The inclusion of CNT in the material not only enhances its mechanical properties but also improves its electrical conductivity. In a mechanical scratch test, the CNT-PDMS film exhibited approximately 90% greater resistance to cohesive failure compared to bare PDMS. Additionally, the inclusion of CNT resulted in a significant reduction in sheet resistance, with values ranging from 747.84 to 22.66 ohms per square for CNT-PDMS composites with CNT concentrations ranging from 0.5% to 2.5%.
Daytime passive radiative cooling
The extremely low temperatures of deep space, around 4 Kelvin (4 K), offer a widespread and nearly limitless source of thermodynamic energy for reducing cooling energy consumption. However, achieving subambient radiative cooling during daylight hours in direct sunlight is a complex task. This requires a carefully designed photonic system that can both reflect a significant portion of solar energy (over 94%) and emit thermal energy effectively. Meeting these strict requirements for photonic microstructures while ensuring efficient large-scale manufacturing is a significant challenge.

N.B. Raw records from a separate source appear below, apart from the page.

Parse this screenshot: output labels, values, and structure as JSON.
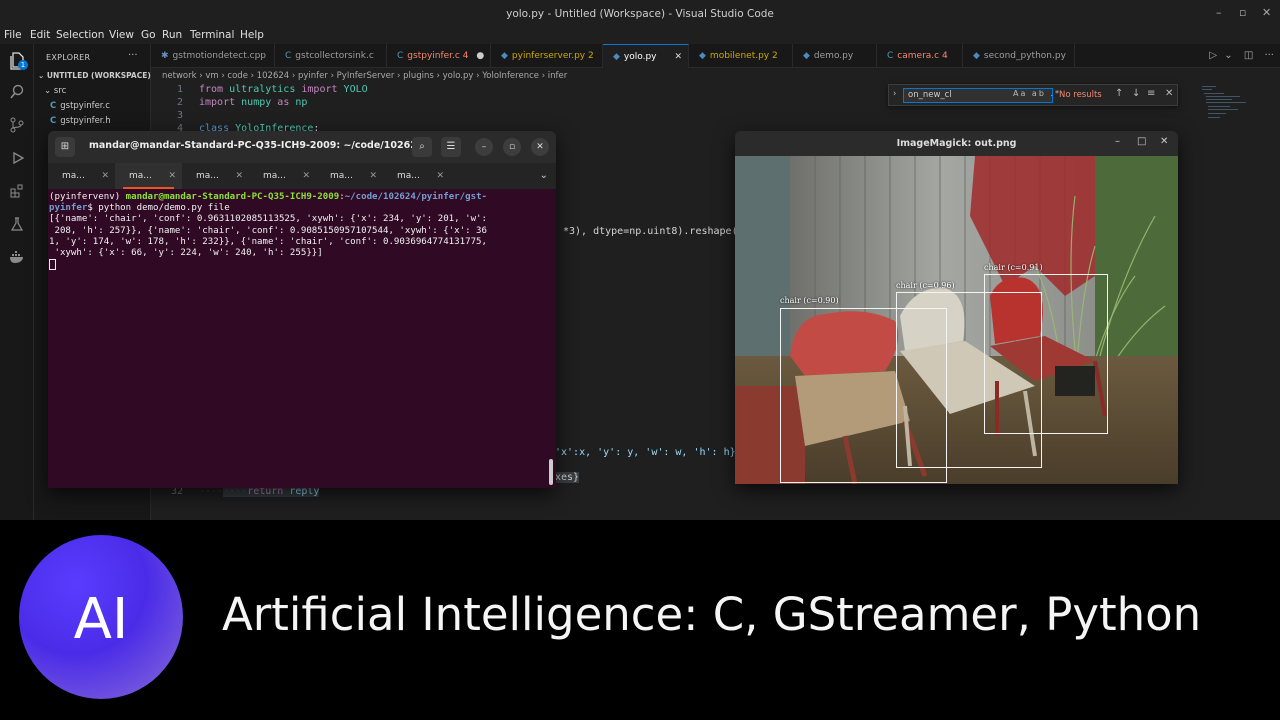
{
  "window": {
    "title": "yolo.py - Untitled (Workspace) - Visual Studio Code"
  },
  "menu": [
    "File",
    "Edit",
    "Selection",
    "View",
    "Go",
    "Run",
    "Terminal",
    "Help"
  ],
  "explorer": {
    "header": "EXPLORER",
    "workspace": "UNTITLED (WORKSPACE)",
    "folder": "src",
    "files": [
      "gstpyinfer.c",
      "gstpyinfer.h"
    ],
    "badge": "1"
  },
  "tabs": [
    {
      "label": "gstmotiondetect.cpp",
      "type": "cpp"
    },
    {
      "label": "gstcollectorsink.c",
      "type": "c"
    },
    {
      "label": "gstpyinfer.c 4",
      "type": "c",
      "state": "err",
      "suffix": "●"
    },
    {
      "label": "pyinferserver.py 2",
      "type": "py",
      "state": "warn"
    },
    {
      "label": "yolo.py",
      "type": "py",
      "active": true,
      "suffix": "✕"
    },
    {
      "label": "mobilenet.py 2",
      "type": "py",
      "state": "warn"
    },
    {
      "label": "demo.py",
      "type": "py"
    },
    {
      "label": "camera.c 4",
      "type": "c",
      "state": "err"
    },
    {
      "label": "second_python.py",
      "type": "py"
    }
  ],
  "breadcrumb": "network › vm › code › 102624 › pyinfer › PyInferServer › plugins › yolo.py › YoloInference › infer",
  "find": {
    "query": "on_new_cl",
    "options": "Aa ab .*",
    "result": "No results"
  },
  "editor": {
    "lines": [
      {
        "no": "1",
        "text": "from ultralytics import YOLO"
      },
      {
        "no": "2",
        "text": "import numpy as np"
      },
      {
        "no": "3",
        "text": ""
      },
      {
        "no": "4",
        "text": "class YoloInference:"
      }
    ],
    "frag_reshape": "*3), dtype=np.uint8).reshape(he",
    "frag_xywh": "'x':x, 'y': y, 'w': w, 'h': h}",
    "frag_xes": "xes}",
    "last_line_no": "32",
    "last_line": "return reply"
  },
  "terminal": {
    "title": "mandar@mandar-Standard-PC-Q35-ICH9-2009: ~/code/10262...",
    "tabs": [
      "ma...",
      "ma...",
      "ma...",
      "ma...",
      "ma...",
      "ma..."
    ],
    "prompt_env": "(pyinfervenv) ",
    "prompt_user": "mandar@mandar-Standard-PC-Q35-ICH9-2009",
    "prompt_path": "~/code/102624/pyinfer/gst-",
    "prompt_path2": "pyinfer",
    "command": "$ python demo/demo.py file",
    "output": [
      "[{'name': 'chair', 'conf': 0.9631102085113525, 'xywh': {'x': 234, 'y': 201, 'w':",
      " 208, 'h': 257}}, {'name': 'chair', 'conf': 0.9085150957107544, 'xywh': {'x': 36",
      "1, 'y': 174, 'w': 178, 'h': 232}}, {'name': 'chair', 'conf': 0.9036964774131775,",
      " 'xywh': {'x': 66, 'y': 224, 'w': 240, 'h': 255}}]"
    ]
  },
  "image_window": {
    "title": "ImageMagick: out.png",
    "detections": [
      {
        "label": "chair (c=0.90)"
      },
      {
        "label": "chair (c=0.96)"
      },
      {
        "label": "chair (c=0.91)"
      }
    ]
  },
  "banner": {
    "logo": "AI",
    "title": "Artificial Intelligence: C, GStreamer, Python"
  }
}
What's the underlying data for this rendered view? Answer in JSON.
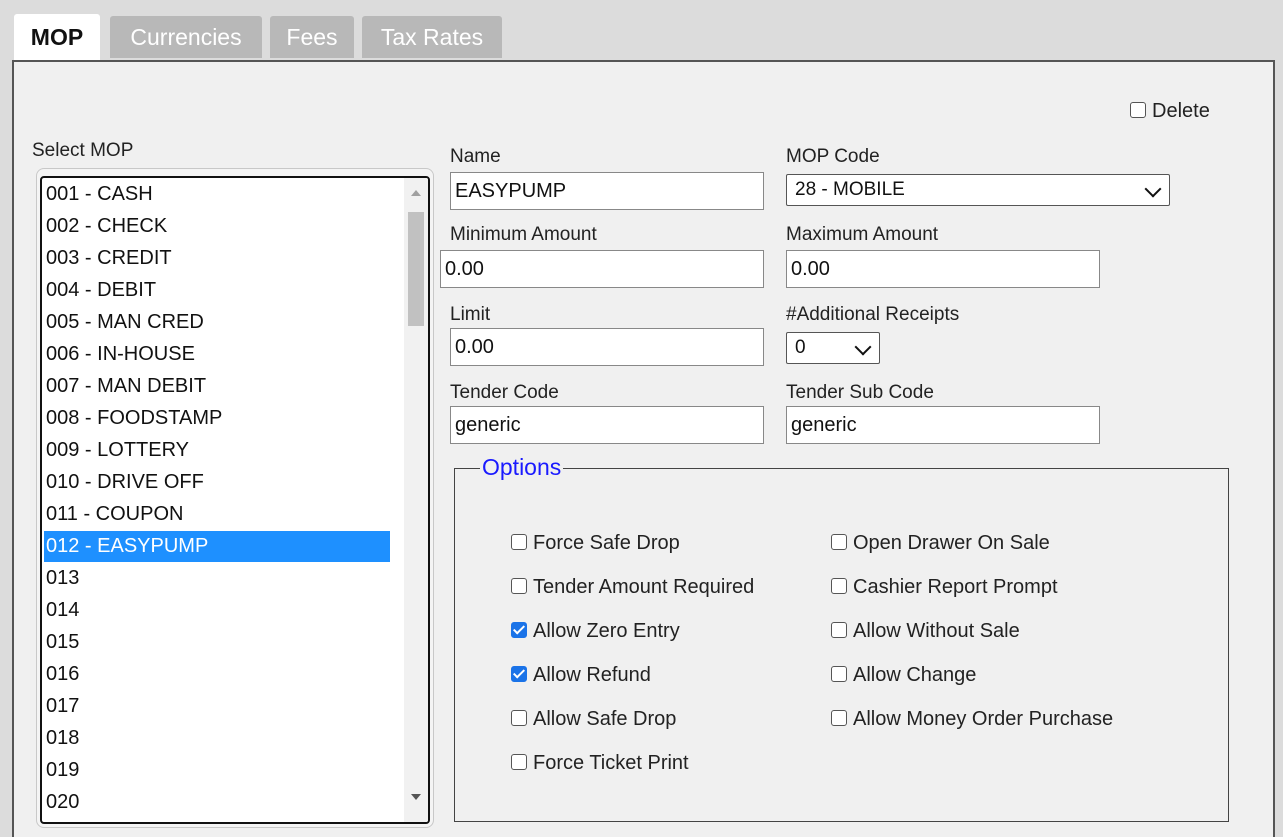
{
  "tabs": [
    {
      "label": "MOP",
      "active": true
    },
    {
      "label": "Currencies",
      "active": false
    },
    {
      "label": "Fees",
      "active": false
    },
    {
      "label": "Tax Rates",
      "active": false
    }
  ],
  "delete_label": "Delete",
  "select_mop_label": "Select MOP",
  "mop_list": [
    "001 - CASH",
    "002 - CHECK",
    "003 - CREDIT",
    "004 - DEBIT",
    "005 - MAN CRED",
    "006 - IN-HOUSE",
    "007 - MAN DEBIT",
    "008 - FOODSTAMP",
    "009 - LOTTERY",
    "010 - DRIVE OFF",
    "011 - COUPON",
    "012 - EASYPUMP",
    "013",
    "014",
    "015",
    "016",
    "017",
    "018",
    "019",
    "020"
  ],
  "selected_mop": "012 - EASYPUMP",
  "form": {
    "name_label": "Name",
    "name_value": "EASYPUMP",
    "mop_code_label": "MOP Code",
    "mop_code_value": "28 - MOBILE",
    "min_amount_label": "Minimum Amount",
    "min_amount_value": "0.00",
    "max_amount_label": "Maximum Amount",
    "max_amount_value": "0.00",
    "limit_label": "Limit",
    "limit_value": "0.00",
    "additional_receipts_label": "#Additional Receipts",
    "additional_receipts_value": "0",
    "tender_code_label": "Tender Code",
    "tender_code_value": "generic",
    "tender_sub_code_label": "Tender Sub Code",
    "tender_sub_code_value": "generic"
  },
  "options": {
    "legend": "Options",
    "left": [
      {
        "label": "Force Safe Drop",
        "checked": false
      },
      {
        "label": "Tender Amount Required",
        "checked": false
      },
      {
        "label": "Allow Zero Entry",
        "checked": true
      },
      {
        "label": "Allow Refund",
        "checked": true
      },
      {
        "label": "Allow Safe Drop",
        "checked": false
      },
      {
        "label": "Force Ticket Print",
        "checked": false
      }
    ],
    "right": [
      {
        "label": "Open Drawer On Sale",
        "checked": false
      },
      {
        "label": "Cashier Report Prompt",
        "checked": false
      },
      {
        "label": "Allow Without Sale",
        "checked": false
      },
      {
        "label": "Allow Change",
        "checked": false
      },
      {
        "label": "Allow Money Order Purchase",
        "checked": false
      }
    ]
  },
  "colors": {
    "selected_row": "#1e90ff",
    "legend": "#1a1aff",
    "checkbox_checked": "#1a73e8"
  }
}
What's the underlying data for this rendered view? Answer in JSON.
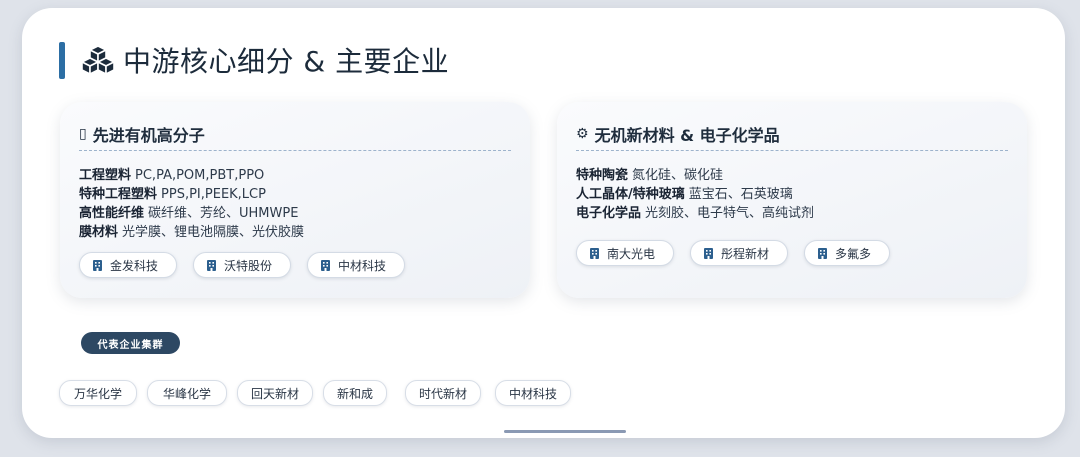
{
  "header": {
    "title": "中游核心细分 & 主要企业",
    "icon": "cubes-icon",
    "accent_color": "#2c6ea4"
  },
  "panels": [
    {
      "title": "先进有机高分子",
      "icon_glyph": "▯",
      "lines": [
        {
          "term": "工程塑料",
          "desc": "PC,PA,POM,PBT,PPO"
        },
        {
          "term": "特种工程塑料",
          "desc": "PPS,PI,PEEK,LCP"
        },
        {
          "term": "高性能纤维",
          "desc": "碳纤维、芳纶、UHMWPE"
        },
        {
          "term": "膜材料",
          "desc": "光学膜、锂电池隔膜、光伏胶膜"
        }
      ],
      "companies": [
        "金发科技",
        "沃特股份",
        "中材科技"
      ]
    },
    {
      "title": "无机新材料 & 电子化学品",
      "icon_glyph": "⚙",
      "lines": [
        {
          "term": "特种陶瓷",
          "desc": "氮化硅、碳化硅"
        },
        {
          "term": "人工晶体/特种玻璃",
          "desc": "蓝宝石、石英玻璃"
        },
        {
          "term": "电子化学品",
          "desc": "光刻胶、电子特气、高纯试剂"
        }
      ],
      "companies": [
        "南大光电",
        "彤程新材",
        "多氟多"
      ]
    }
  ],
  "cluster": {
    "label": "代表企业集群",
    "companies": [
      "万华化学",
      "华峰化学",
      "回天新材",
      "新和成",
      "时代新材",
      "中材科技"
    ]
  },
  "colors": {
    "badge_bg": "#2d4863",
    "chip_icon": "#2c5f8e"
  }
}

In this study, we present a rapid and cost-effective roll-to-roll method, free from the constraints of templates, for creating photonic nanocomposite coatings with spike-shaped microstructures. These coatings incorporate nanoparticles of Al2O3 and TiO2 and demonstrate exceptional characteristics, with a solar reflectivity of 96.0% and a thermal emissivity of 97.0%. When subjected to direct sunlight during a typical spring day in Chicago (with an average solar intensity of 699 watts per square meter), these coatings exhibit a radiative cooling power of 39.1 watts per square meter.
Furthermore, these coatings possess superhydrophobic properties and resistance to contamination. We’ve numerically demonstrated that these attributes could result in a potential 14.4% reduction in cooling energy usage across the United States.
Passive radiative cooling for solar panel efficiency
Solar panels have played a substantial role in generating over 115,000 gigawatt-hours (GWh) of energy in the United States. The demand for solar panel energy has increased by 27% since the beginning of the 21st century. However, as solar panel efficiency tends to drop at higher temperatures and the need for clean energy continues to rise, there is a growing necessity to develop cost-effective cooling technology for solar panels.
One approach to achieve passive cooling involves radiating heat into space through infrared emission. Since solar arrays typically require large surface areas to generate significant power, any method aimed at reducing the temperature of solar panel surfaces must be scalable for practical and sustainable use.
In this study, we present a rapid, cost-effective roll coating method that does not rely on templates. It is used to create a photonic composite film with SiO2 nanoparticles. These nanoparticles possess high emissivity within the atmospheric transparent window, allowing them to release heat effectively while permitting visible and near-infrared light to reach the photovoltaic components beneath. When exposed to direct sunlight during a summer noon, these coatings lead to a temperature reduction of 3.5°C without sacrificing the efficiency of the photovoltaic system. Additionally, these coatings exhibit hydrophobic properties and resistance to contamination.